12.3.10

No espelho...

Um rosto pálido e amarelado me encara. Olheiras profundas revelam que a pessoa que me encara supostamente tem dormindo pouco. Um olhar morto é só o que me recebe do outro lado. Morto, sem expressão. Eu diria que a pessoa do lado é um espectro, se eu acreditasse nesse tipo de coisa. Talvez ela esteja só morta por dentro. Dizem que viu restos de um atropelamento um dia desses - o vidro do ônibus trincado, o sangue no chão, as gazes ao lado do sangue - e não sentiu nada além de uma curiosidade perita pela cena. A pessoa atravessou fora da faixa e de repente pow, ônibus, e caiu no chão e sangrou um sangue de Sweeney Todd; tem que ter vindo da cabeça, porque era sangue demais, e os paramédicos chegaram pouco depois e atenderam à vitima, deixando pra trás um bolo de gazes - que provavelmente não foram de muita ajuda, porque a pessoa já devia estar mais pra lá do que pra cá - e um borrão vermelho no asfalto, a partir do qual o sangue descia e se bifurcava, parando dum lado e tornando a se bifurcar novamente no caminho mais comprido dele; o sangue tão plástico que dava até vontade de tocar.

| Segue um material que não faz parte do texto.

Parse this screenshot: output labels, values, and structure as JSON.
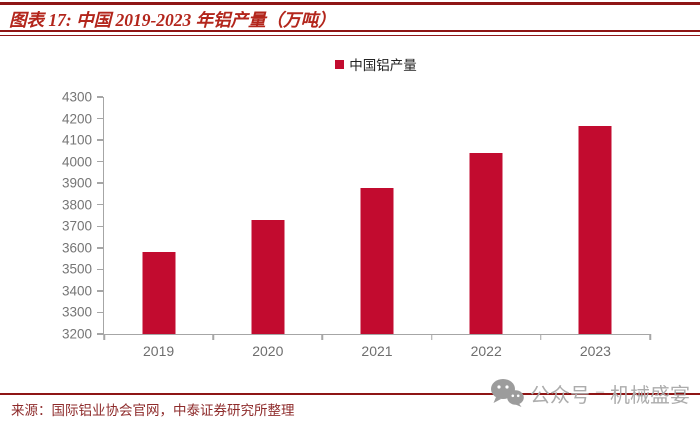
{
  "header": {
    "title": "图表 17: 中国 2019-2023 年铝产量（万吨）"
  },
  "legend": {
    "label": "中国铝产量",
    "swatch_color": "#C20B2F"
  },
  "chart_data": {
    "type": "bar",
    "title": "中国 2019-2023 年铝产量（万吨）",
    "categories": [
      "2019",
      "2020",
      "2021",
      "2022",
      "2023"
    ],
    "series": [
      {
        "name": "中国铝产量",
        "values": [
          3580,
          3730,
          3880,
          4040,
          4165
        ]
      }
    ],
    "xlabel": "",
    "ylabel": "",
    "ylim": [
      3200,
      4300
    ],
    "yticks": [
      4300,
      4200,
      4100,
      4000,
      3900,
      3800,
      3700,
      3600,
      3500,
      3400,
      3300,
      3200
    ],
    "grid": false,
    "legend_position": "top-center",
    "bar_color": "#C20B2F"
  },
  "footer": {
    "source": "来源：国际铝业协会官网，中泰证券研究所整理",
    "watermark": {
      "icon": "wechat-icon",
      "label": "公众号",
      "separator": "–",
      "brand": "机械盛宴"
    }
  },
  "colors": {
    "bar": "#C20B2F",
    "header_line": "#8E1515",
    "title_text": "#B3261C",
    "source_text": "#8E2B2B",
    "axis": "#A6A6A6",
    "axis_label": "#757575",
    "watermark": "#ACACAC"
  }
}
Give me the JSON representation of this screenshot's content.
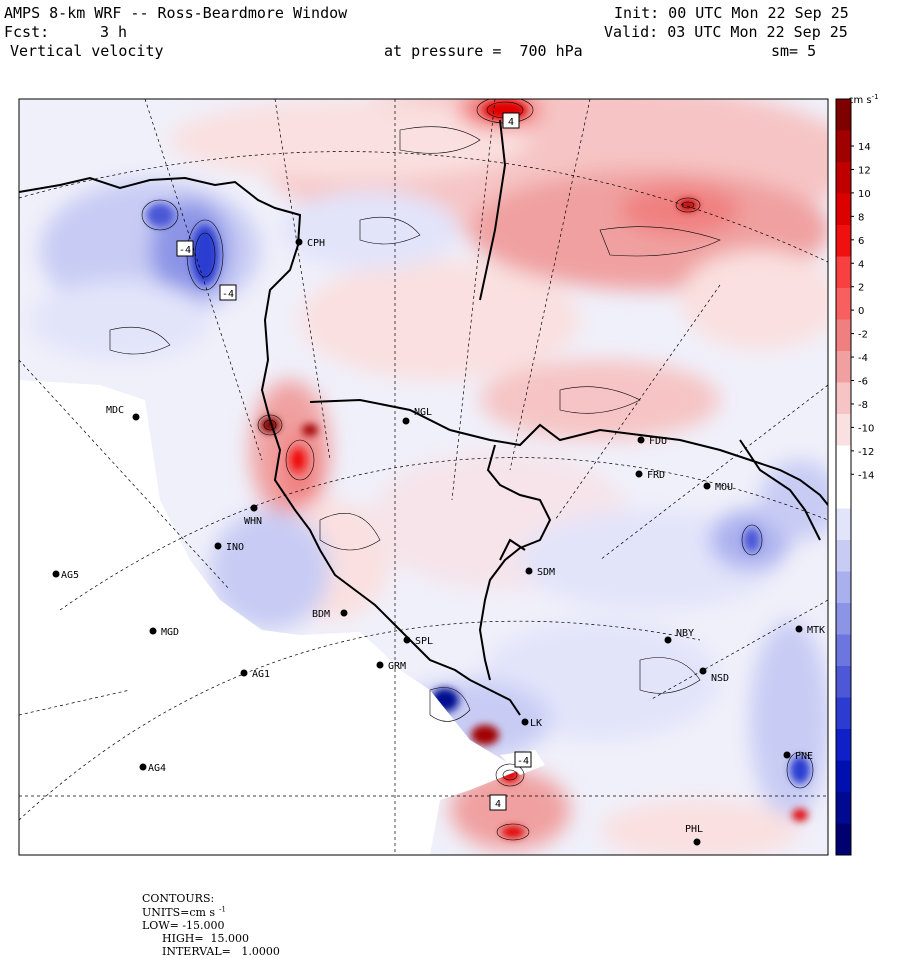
{
  "header": {
    "title": "AMPS 8-km WRF -- Ross-Beardmore Window",
    "fcst_label": "Fcst:",
    "fcst_value": "3 h",
    "field": "Vertical velocity",
    "level": "at pressure =  700 hPa",
    "init": "Init: 00 UTC Mon 22 Sep 25",
    "valid": "Valid: 03 UTC Mon 22 Sep 25",
    "smoothing": "sm= 5"
  },
  "colorbar": {
    "units": "cm s",
    "units_exp": "-1",
    "ticks": [
      "14",
      "12",
      "10",
      "8",
      "6",
      "4",
      "2",
      "0",
      "-2",
      "-4",
      "-6",
      "-8",
      "-10",
      "-12",
      "-14"
    ],
    "colors_top_to_bottom": [
      "#7f0000",
      "#a10000",
      "#c00000",
      "#dd0000",
      "#f01010",
      "#f84040",
      "#f86060",
      "#f08080",
      "#f0a0a0",
      "#f6c4c4",
      "#fae0e0",
      "#ffffff",
      "#ffffff",
      "#e2e4fa",
      "#c8ccf4",
      "#aab0ee",
      "#8c94e6",
      "#6c76de",
      "#4c58d6",
      "#2c3cd0",
      "#1020c8",
      "#0010b0",
      "#000a90",
      "#000070"
    ]
  },
  "stations": [
    {
      "label": "CPH"
    },
    {
      "label": "MDC"
    },
    {
      "label": "NGL"
    },
    {
      "label": "FDU"
    },
    {
      "label": "FRD"
    },
    {
      "label": "MOU"
    },
    {
      "label": "WHN"
    },
    {
      "label": "INO"
    },
    {
      "label": "AG5"
    },
    {
      "label": "SDM"
    },
    {
      "label": "BDM"
    },
    {
      "label": "SPL"
    },
    {
      "label": "GRM"
    },
    {
      "label": "MGD"
    },
    {
      "label": "NBY"
    },
    {
      "label": "MTK"
    },
    {
      "label": "AG1"
    },
    {
      "label": "NSD"
    },
    {
      "label": "LK"
    },
    {
      "label": "PNE"
    },
    {
      "label": "AG4"
    },
    {
      "label": "PHL"
    }
  ],
  "contour_labels": [
    "4",
    "-4",
    "-4",
    "-4",
    "4"
  ],
  "footer": {
    "contours": "CONTOURS:",
    "units_label": "UNITS=cm s",
    "units_exp": "-1",
    "low": "LOW= -15.000",
    "high": "HIGH=  15.000",
    "interval": "INTERVAL=   1.0000"
  },
  "colors": {
    "land_neutral": "#f0f0fa",
    "frame": "#000000",
    "white": "#ffffff"
  }
}
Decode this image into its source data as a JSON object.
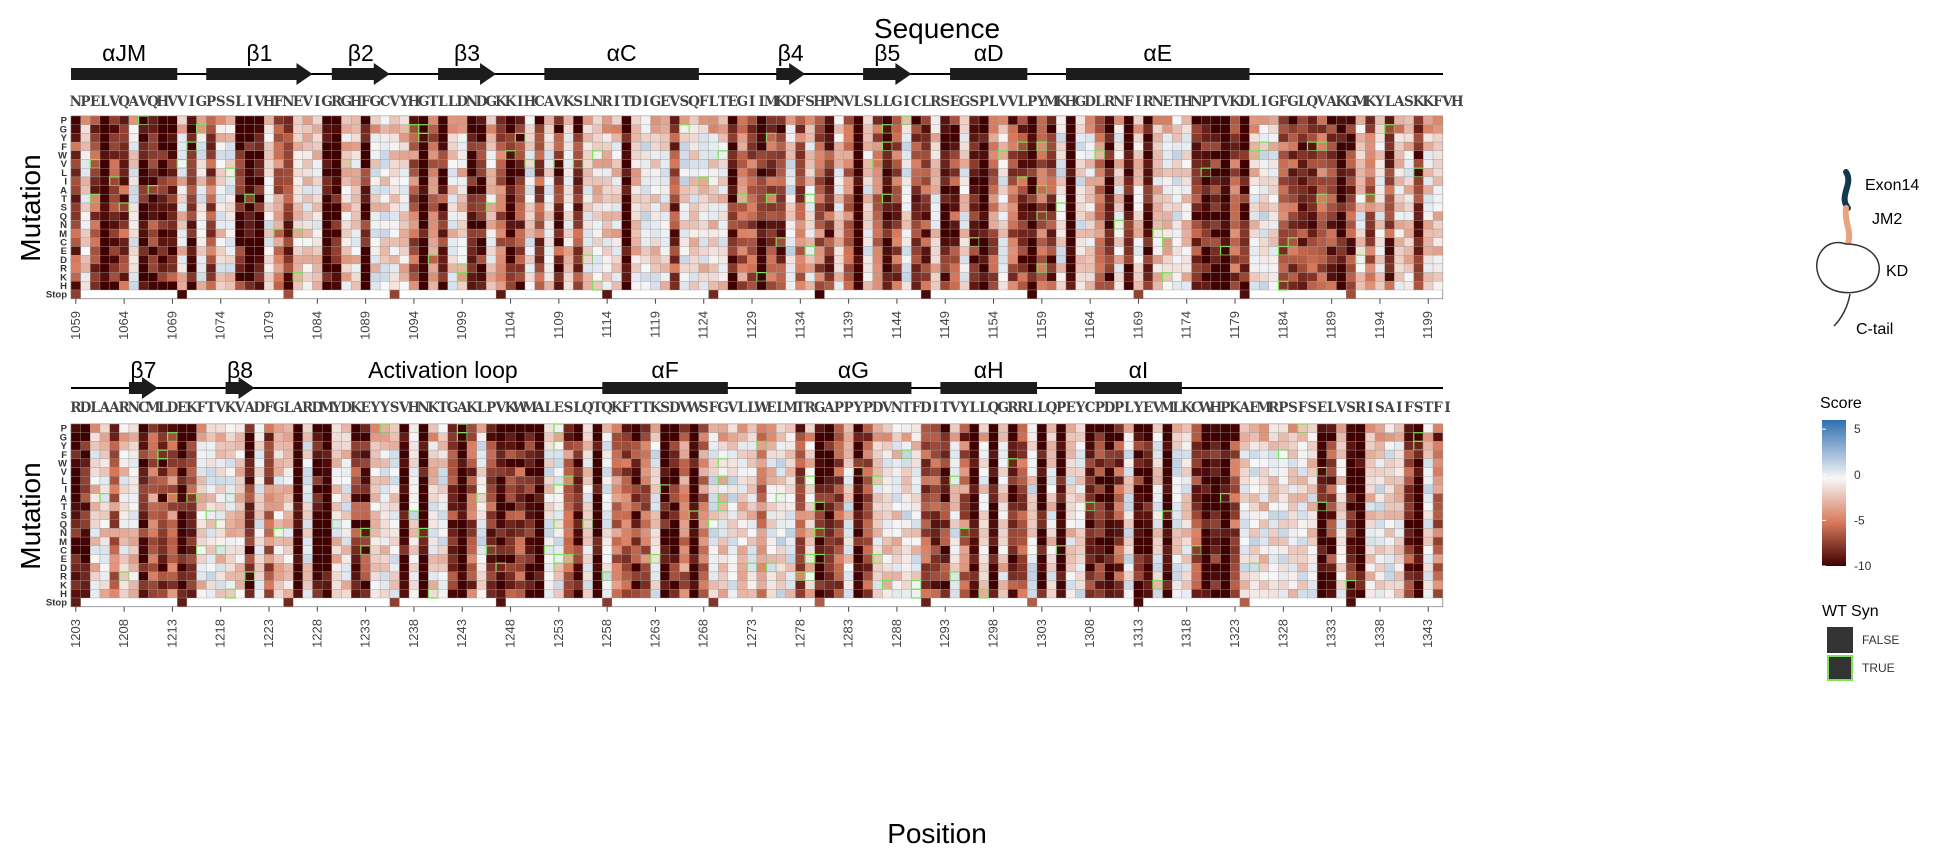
{
  "chart_data": {
    "type": "heatmap",
    "title": "Sequence",
    "xlabel": "Position",
    "ylabel": "Mutation",
    "mutations": [
      "P",
      "G",
      "Y",
      "F",
      "W",
      "V",
      "L",
      "I",
      "A",
      "T",
      "S",
      "Q",
      "N",
      "M",
      "C",
      "E",
      "D",
      "R",
      "K",
      "H",
      "Stop"
    ],
    "panels": [
      {
        "start": 1059,
        "sequence": "NPELVQAVQHVVIGPSSLIVHFNEVIGRGHFGCVYHGTLLDNDGKKIHCAVKSLNRITDIGEVSQFLTEGIIMKDFSHPNVLSLLGICLRSEGSPLVVLPYMKHGDLRNFIRNETHNPTVKDLIGFGLQVAKGMKYLASKKFVH",
        "ticks": [
          1059,
          1064,
          1069,
          1074,
          1079,
          1084,
          1089,
          1094,
          1099,
          1104,
          1109,
          1114,
          1119,
          1124,
          1129,
          1134,
          1139,
          1144,
          1149,
          1154,
          1159,
          1164,
          1169,
          1174,
          1179,
          1184,
          1189,
          1194,
          1199
        ],
        "elements": [
          {
            "label": "αJM",
            "type": "helix",
            "start": 1059,
            "end": 1069
          },
          {
            "label": "β1",
            "type": "strand",
            "start": 1073,
            "end": 1083
          },
          {
            "label": "β2",
            "type": "strand",
            "start": 1086,
            "end": 1091
          },
          {
            "label": "β3",
            "type": "strand",
            "start": 1097,
            "end": 1102
          },
          {
            "label": "αC",
            "type": "helix",
            "start": 1108,
            "end": 1123
          },
          {
            "label": "β4",
            "type": "strand",
            "start": 1132,
            "end": 1134
          },
          {
            "label": "β5",
            "type": "strand",
            "start": 1141,
            "end": 1145
          },
          {
            "label": "αD",
            "type": "helix",
            "start": 1150,
            "end": 1157
          },
          {
            "label": "αE",
            "type": "helix",
            "start": 1162,
            "end": 1180
          }
        ]
      },
      {
        "start": 1203,
        "sequence": "RDLAARNCMLDEKFTVKVADFGLARDMYDKEYYSVHNKTGAKLPVKWMALESLQTQKFTTKSDVWSFGVLLWELMTRGAPPYPDVNTFDITVYLLQGRRLLQPEYCPDPLYEVMLKCWHPKAEMRPSFSELVSRISAIFSTFI",
        "ticks": [
          1203,
          1208,
          1213,
          1218,
          1223,
          1228,
          1233,
          1238,
          1243,
          1248,
          1253,
          1258,
          1263,
          1268,
          1273,
          1278,
          1283,
          1288,
          1293,
          1298,
          1303,
          1308,
          1313,
          1318,
          1323,
          1328,
          1333,
          1338,
          1343
        ],
        "elements": [
          {
            "label": "β7",
            "type": "strand",
            "start": 1209,
            "end": 1211
          },
          {
            "label": "β8",
            "type": "strand",
            "start": 1219,
            "end": 1221
          },
          {
            "label": "Activation loop",
            "type": "loop",
            "start": 1231,
            "end": 1251
          },
          {
            "label": "αF",
            "type": "helix",
            "start": 1258,
            "end": 1270
          },
          {
            "label": "αG",
            "type": "helix",
            "start": 1278,
            "end": 1289
          },
          {
            "label": "αH",
            "type": "helix",
            "start": 1293,
            "end": 1302
          },
          {
            "label": "αI",
            "type": "helix",
            "start": 1309,
            "end": 1317
          }
        ]
      }
    ],
    "colorbar": {
      "title": "Score",
      "ticks": [
        5,
        0,
        -5,
        -10
      ],
      "range": [
        -10,
        6
      ],
      "colors": {
        "high": "#2f6fb0",
        "mid": "#f7f7f7",
        "low_mid": "#d97a5c",
        "low": "#400000"
      }
    },
    "wt_syn_legend": {
      "title": "WT Syn",
      "items": [
        "FALSE",
        "TRUE"
      ],
      "outline_true": "#7be05a"
    }
  },
  "domain_cartoon": {
    "labels": [
      "Exon14",
      "JM2",
      "KD",
      "C-tail"
    ],
    "colors": {
      "exon14": "#123a4e",
      "jm2": "#e8a47e"
    }
  },
  "footer_text": "Position"
}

Ao lado dela, aquela que costumava ser sua namorada sentia náuseas.
As olheiras mentem, porque ela tem dormido pelo menos as 8 horas de sono indicadas a todos e quaisquer humanos, coisa que nem de longe fazia no ano anterior, quando acordava às 7h atrasada, tendo ido dormir às 2h. Anemia parece plausível. Senão, como eu vou explicar pra mim mesma que minha cara não tem explicação? ... Porque não tem. E essa morte artística, essa morte de espírito, é consequência dos painkillers que sua mente se automedicou, e agora aquela que me olha no espelho não consegue sentir nada além do óbvio que não dá pra esconder e que eu não quero falar.